Public policy can be defined as whatever governments do (or avoid doing) to address the needs and problems of society. It takes the form of public statements, government programmes, laws, and actions, as well as inertia and avoidance. If it was limited to the formal powers of government and its published objectives then it might be relatively easy to understand and measure, but government and governance are also influenced by informal activities, opportunism, the ebb and flow of political and public interest in policy issues, and simply responding to needs and problems as they present themselves.

Understanding the policy process at the national level is not easy, because of unresolved debates about the personality of government institutions, and about the many pressures that come to bear on the process. At the European level, the challenges are compounded by the failure of political scientists to agree on the character and powers of the EU institutions, by the debates about how those institutions relate to the governments of the member states, and by the competing influences of intergovernmentalism and supranationalism. Matters are further complicated by changes in the rules, membership, powers, priorities, and policy agenda of the EU.
  • Public policy is whatever governments do (or avoid doing) to address society’s needs. It takes the form of platforms, programmes, public statements, and laws, but is often also driven by crises, emergencies and opportunities.
  • Formally, policymaking in the EU is driven by primary rules found in the treaties, secondary rules in the form of laws adopted by the EU and judgements handed down by the European Court of Justice, and tertiary ‘rules’ in the form of action programmes, strategies, declarations and other activities.

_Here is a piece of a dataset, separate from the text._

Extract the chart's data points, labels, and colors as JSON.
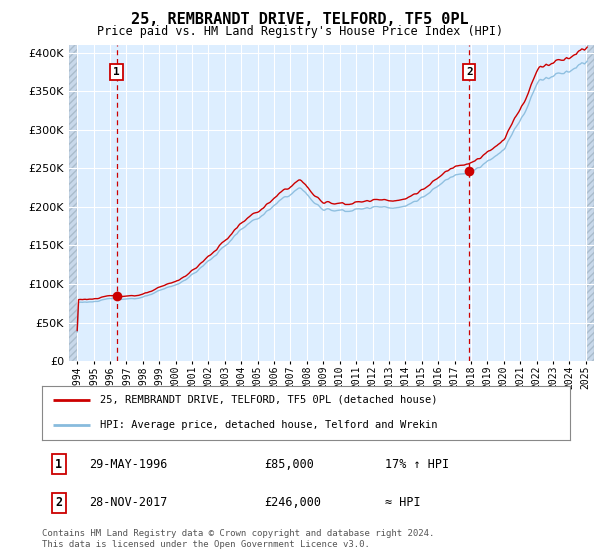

  • Informally, there are numerous influences on policy, and numerous models have been developed to help understand the system.
    One approach is to see policy as a cycle, beginning with the setting of agendas and moving through formulation, adoption, implementation, and evaluation.
  • EU policy, like all democratic policymaking, is driven by bargaining and the search for compromise, by political games among interested parties, by elitism, and by incremental rather than radical change.
  • Policymaking in the EU also has several unique features, including multispeed integration, spillover, and the democratic deficit. But opinion on the significance of the latter is divided.
  • The EU budget is small and yet it has been the subject of repeated political squabbles over the years. These have abated since a 1988 agreement to replace annual budgets with five-year budget packages.
  • Most revenues come from national contributions from the member states, and most spending goes to agriculture and regional development.